As part of their Dying Matters Awareness Week, Hospice UK is looking to find justice for people like her by renewing its call for deaths at home during the pandemic to be examined by the COVID-19 Public Inquiry.
They also want palliative care in the UK to become more accessible and of better quality.
“Throughout the pandemic, thousands of people have been forced to rely on loved ones to care for them, while often struggling to get things like adequate pain relief and coping with great stress and uncertainty,” the charity’s head of policy Dominic Carter said.
“While hospices across the UK have successfully started adapting services to address the growing needs of communities, they and the other end-of-life care services need more support.”

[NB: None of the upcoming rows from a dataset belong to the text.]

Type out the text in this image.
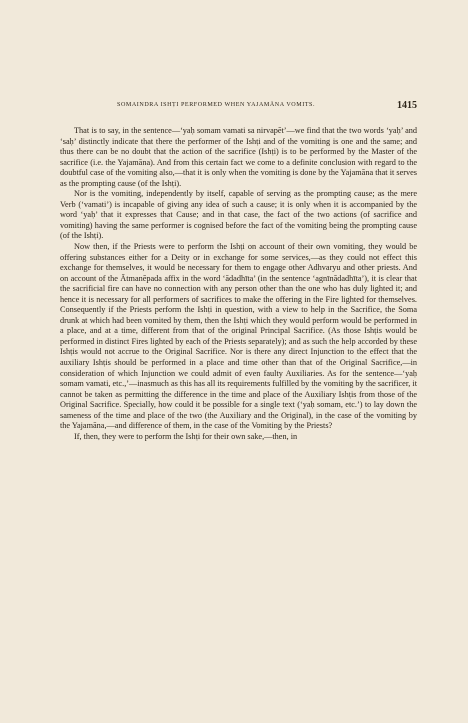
SOMAINDRA ISHṬI PERFORMED WHEN YAJAMĀNA VOMITS.	1415

That is to say, in the sentence—‘yaḥ somam vamati sa nirvapēt’—we find that the two words ‘yaḥ’ and ‘saḥ’ distinctly indicate that there the performer of the Ishṭi and of the vomiting is one and the same; and thus there can be no doubt that the action of the sacrifice (Ishṭi) is to be performed by the Master of the sacrifice (i.e. the Yajamāna). And from this certain fact we come to a definite conclusion with regard to the doubtful case of the vomiting also,—that it is only when the vomiting is done by the Yajamāna that it serves as the prompting cause (of the Ishṭi).

Nor is the vomiting, independently by itself, capable of serving as the prompting cause; as the mere Verb (‘vamati’) is incapable of giving any idea of such a cause; it is only when it is accompanied by the word ‘yaḥ’ that it expresses that Cause; and in that case, the fact of the two actions (of sacrifice and vomiting) having the same performer is cognised before the fact of the vomiting being the prompting cause (of the Ishṭi).

Now then, if the Priests were to perform the Ishṭi on account of their own vomiting, they would be offering substances either for a Deity or in exchange for some services,—as they could not effect this exchange for themselves, it would be necessary for them to engage other Adhvaryu and other priests. And on account of the Ātmanēpada affix in the word ‘ādadhīta’ (in the sentence ‘agnīnādadhīta’), it is clear that the sacrificial fire can have no connection with any person other than the one who has duly lighted it; and hence it is necessary for all performers of sacrifices to make the offering in the Fire lighted for themselves. Consequently if the Priests perform the Ishṭi in question, with a view to help in the Sacrifice, the Soma drunk at which had been vomited by them, then the Ishṭi which they would perform would be performed in a place, and at a time, different from that of the original Principal Sacrifice. (As those Ishṭis would be performed in distinct Fires lighted by each of the Priests separately); and as such the help accorded by these Ishṭis would not accrue to the Original Sacrifice. Nor is there any direct Injunction to the effect that the auxiliary Ishṭis should be performed in a place and time other than that of the Original Sacrifice,—in consideration of which Injunction we could admit of even faulty Auxiliaries. As for the sentence—‘yaḥ somam vamati, etc.,’—inasmuch as this has all its requirements fulfilled by the vomiting by the sacrificer, it cannot be taken as permitting the difference in the time and place of the Auxiliary Ishṭis from those of the Original Sacrifice. Specially, how could it be possible for a single text (‘yaḥ somam, etc.’) to lay down the sameness of the time and place of the two (the Auxiliary and the Original), in the case of the vomiting by the Yajamāna,—and difference of them, in the case of the Vomiting by the Priests?

If, then, they were to perform the Ishṭi for their own sake,—then, in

More than £400m given to hospices
The government says it is already doing more to support people in end-of-life care, with more than £400m given to hospices since the pandemic started, while a spokesperson for the Department of Health and Social Care also points to recent law changes.
“The Health & Care Act will also improve the provision of this care by making clear that Integrated Care Boards are responsible for commissioning palliative and end of life care services,” they said.
For people like Maureen though, that is just the beginning, she wants to honour her parents and those who also lost their lives at home during the pandemic, by pushing for change, but the ultimate goal of this week is a simple one.
To make people more comfortable with talking about death.
“My father and I spoke about death quite regularly,” she remembered.
“We know that this is part of the cycle of life, and I’d be encouraging everyone to have those conversations.”